Nomura accelerates expansion in cryptocurrency space despite losses in quarterly results

Japanese financial giant Nomura finds itself in an interesting situation: its cryptocurrency subsidiary Laser Digital reported significant losses in Q4 2025, but at the same time applied for a U.S. banking license. At first glance, this seems contradictory. In reality, it reflects a clearly chosen dual-track strategy where short-term trading results do not impact long-term infrastructure investments.

How Laser Digital handles quarterly losses

Nomura’s management openly discussed the issues during the January 30 earnings conference. Hiroyuki Moriuchi, the company’s CFO, confirmed that Laser Digital “reduced its crypto positions” and strengthened risk controls. The company actively cut market exposure to try to reduce profit volatility in European operations.

However, Moriuchi also admitted that this is the second time a crypto subsidiary has negatively affected the European division’s results. As early as October 2025, he reported that Laser Digital caused losses in the quarter from April to June. Meanwhile, Nomura did not back down—in fact, the company simultaneously initiated preliminary consultations with Japan’s Financial Services Agency (FSA) regarding obtaining an institutional trading license.

Institutional expansion amid trading volatility

This scenario repeated itself. In January 2026, when Laser Digital again showed deficits, Nomura simultaneously filed an application with the U.S. Office of the Comptroller of the Currency (OCC) to establish a national bank with a federal charter. Two aspects of this operation reveal the true nature of the strategy:

Trading operation — this is short-term. Crypto positions are subject to market volatility, which has caused losses over several consecutive quarters. Managing these positions is about managing risks in the short term.

Institutional infrastructure — this is a long game. Obtaining licenses from regulators, building services for institutional clients (custody, spot trading, staking), issuing tokenized products—all of this moves according to its own logic, independent of short-term trading results.
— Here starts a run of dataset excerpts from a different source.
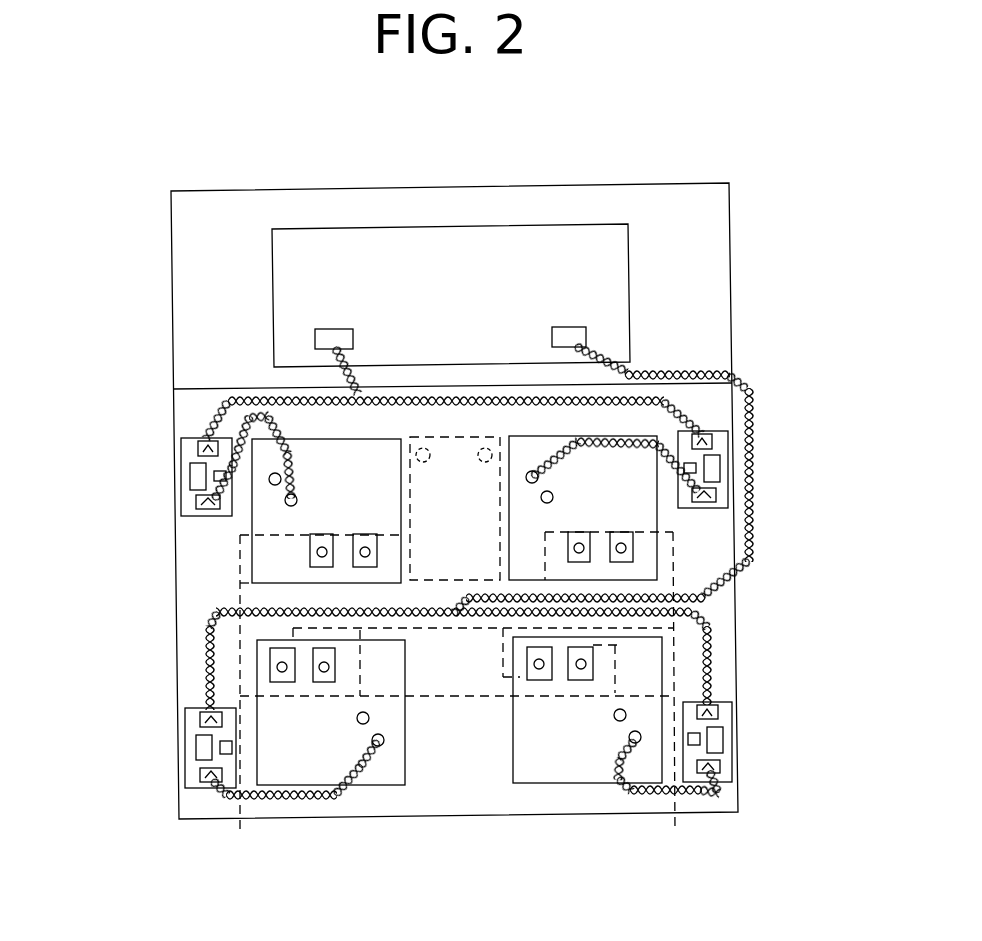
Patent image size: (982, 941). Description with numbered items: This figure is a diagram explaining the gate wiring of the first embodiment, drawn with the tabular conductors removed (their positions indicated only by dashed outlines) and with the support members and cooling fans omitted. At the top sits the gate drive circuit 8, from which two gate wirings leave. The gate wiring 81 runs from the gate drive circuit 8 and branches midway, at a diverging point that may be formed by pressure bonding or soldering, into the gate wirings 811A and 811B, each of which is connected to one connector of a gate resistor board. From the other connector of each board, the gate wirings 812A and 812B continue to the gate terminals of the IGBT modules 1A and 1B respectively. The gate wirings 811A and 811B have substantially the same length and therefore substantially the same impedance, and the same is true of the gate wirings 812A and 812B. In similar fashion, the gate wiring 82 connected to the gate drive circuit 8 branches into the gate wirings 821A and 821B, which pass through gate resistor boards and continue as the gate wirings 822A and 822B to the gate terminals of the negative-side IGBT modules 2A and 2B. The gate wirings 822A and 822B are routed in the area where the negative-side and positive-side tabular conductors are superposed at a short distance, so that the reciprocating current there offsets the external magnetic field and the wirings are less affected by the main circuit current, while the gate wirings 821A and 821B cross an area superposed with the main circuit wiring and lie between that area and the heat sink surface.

The gate drive circuit 8 is at (433, 256).
The gate wiring 81 is at (365, 366).
The gate wiring 82 is at (640, 368).
The gate wiring 811A is at (205, 403).
The gate wiring 811B is at (730, 410).
The gate wiring 812A is at (232, 466).
The gate wiring 812B is at (610, 448).
The gate wiring 821A is at (212, 652).
The gate wiring 821B is at (707, 672).
The gate wiring 822A is at (268, 800).
The gate wiring 822B is at (637, 795).
The IGBT module 1A is at (326, 511).
The IGBT module 1B is at (583, 508).
The IGBT module 2A is at (331, 712).
The IGBT module 2B is at (587, 710).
Development logic: from licenses to portfolio diffusion

Looking at Laser Digital’s timeline, the methodical approach becomes clear. Founded in Switzerland in 2022, it then steadily obtained regulatory approvals: full crypto license from Dubai’s VARA (August 2023), first OTC derivatives permit in a pilot (August 2025), and now—an application for a U.S. banking charter (January 2026).

Each step is not a reaction to current quarterly results but part of a long-term plan. Meanwhile, consultations with the FSA regarding the Japanese license continue in parallel. In early 2026, the company launched a tokenized Bitcoin income fund, demonstrating portfolio expansion.
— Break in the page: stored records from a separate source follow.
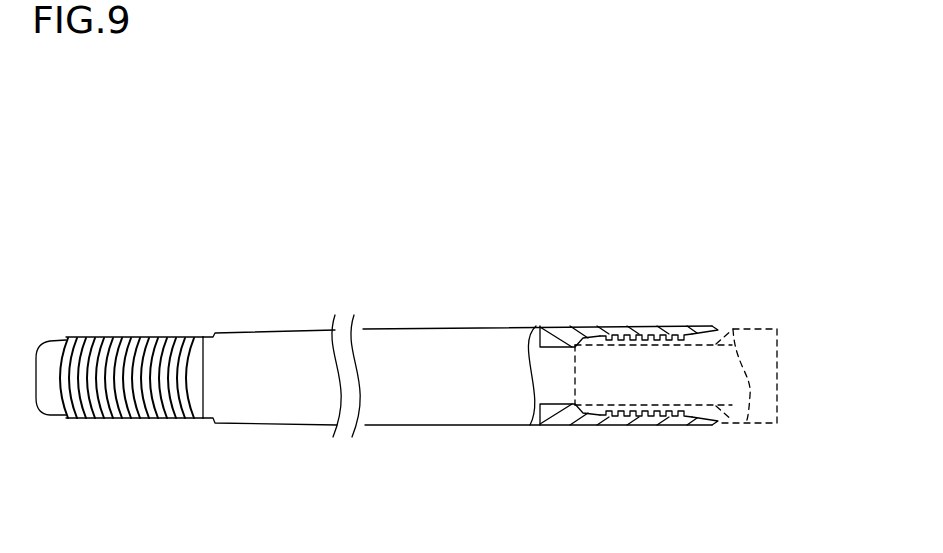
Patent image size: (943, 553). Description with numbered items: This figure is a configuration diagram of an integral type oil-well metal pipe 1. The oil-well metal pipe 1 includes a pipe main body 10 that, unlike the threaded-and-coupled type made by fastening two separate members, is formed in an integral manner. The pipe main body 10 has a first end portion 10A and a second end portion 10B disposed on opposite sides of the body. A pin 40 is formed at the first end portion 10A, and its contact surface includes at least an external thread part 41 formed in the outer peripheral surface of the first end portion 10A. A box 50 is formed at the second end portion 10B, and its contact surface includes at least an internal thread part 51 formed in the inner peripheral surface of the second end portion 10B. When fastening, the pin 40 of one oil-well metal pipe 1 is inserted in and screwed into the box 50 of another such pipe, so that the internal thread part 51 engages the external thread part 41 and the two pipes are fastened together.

The oil-well metal pipe 1 is at (410, 98).
The pipe main body 10 is at (715, 212).
The first end portion 10A is at (131, 323).
The second end portion 10B is at (655, 298).
The pin 40 is at (107, 421).
The external thread part 41 is at (167, 420).
The box 50 is at (639, 430).
The internal thread part 51 is at (652, 412).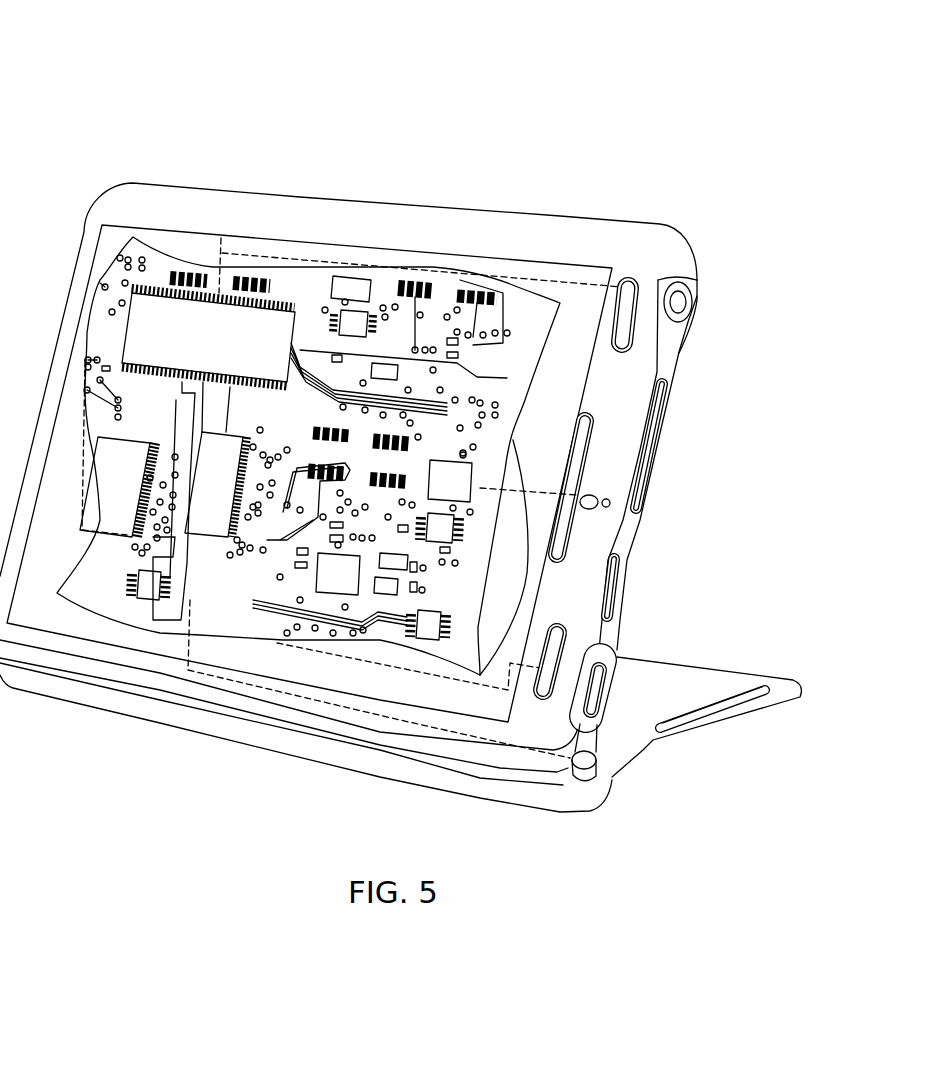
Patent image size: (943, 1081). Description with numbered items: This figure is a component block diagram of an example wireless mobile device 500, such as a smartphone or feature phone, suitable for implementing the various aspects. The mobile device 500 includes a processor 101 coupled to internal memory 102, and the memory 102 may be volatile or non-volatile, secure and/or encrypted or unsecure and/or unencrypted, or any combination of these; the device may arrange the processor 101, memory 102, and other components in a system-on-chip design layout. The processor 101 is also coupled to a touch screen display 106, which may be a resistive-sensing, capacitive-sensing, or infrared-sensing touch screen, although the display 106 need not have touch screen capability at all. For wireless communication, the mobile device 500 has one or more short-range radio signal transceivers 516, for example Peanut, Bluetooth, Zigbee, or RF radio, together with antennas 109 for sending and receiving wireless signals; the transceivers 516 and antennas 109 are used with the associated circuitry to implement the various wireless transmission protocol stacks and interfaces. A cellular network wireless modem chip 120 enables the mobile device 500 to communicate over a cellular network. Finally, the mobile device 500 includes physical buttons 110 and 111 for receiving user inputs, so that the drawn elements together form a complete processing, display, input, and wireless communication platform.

Different messages for different audiences

The paradox is resolved when understanding that Nomura communicates simultaneously with different stakeholder groups:

Regulators and institutional clients: applications to OCC and consultations with FSA demonstrate confidence in the long-term role of digital assets in the global financial system. Steve Ashley, head of Laser Digital, called the U.S. “the most important financial market in the world,” citing its resilience and level of scrutiny.

Shareholders and analysts: emphasis on “strict position management” and “reduced risk exposure” reassures about control over short-term volatility. This allows the company to explain quarterly losses as risk management rather than strategic retreat.

Broader context: Japanese financial institutions and crypto

Nomura is not alone in this approach. Daiwa Securities (Japan’s second-largest financial institution) began offering yen-denominated loans backed by Bitcoin and Ethereum in late 2025. Japan’s FSA is preparing to allow crypto funds to trade on exchanges, with product launches possibly around 2028.

Both companies—Nomura and SBI Holdings—have shown interest in launching such funds. Behind this is a shift in preconditions: Nomura and Laser Digital’s research in 2024 found that over half of institutional investors plan to allocate digital assets within three years, typically at 2–5% of their portfolios.

For traditional brokerage firms feeling pressure on commissions from stocks and bonds, the crypto sector offers both a diversification opportunity and a necessity to adapt to a changing market.

Market expectations for the coming quarters

Nomura’s paradox is only surface-level. Deeper is the view that crypto infrastructure is a multi-year endeavor, and trading results are cyclical. The company is not abandoning the industry; it recalibrates risks while simultaneously building structural presence.

Whether this pioneering course pays off will depend on regulatory outcomes in jurisdictions like Washington, Tokyo, and beyond. But one thing is clear: Nomura intends to stay at the forefront of digital finance changes, regardless of how individual quarterly cycles look. For competitors and observers, this signals that major institutions are seriously betting on long-term positions in cryptocurrencies despite short-term noise.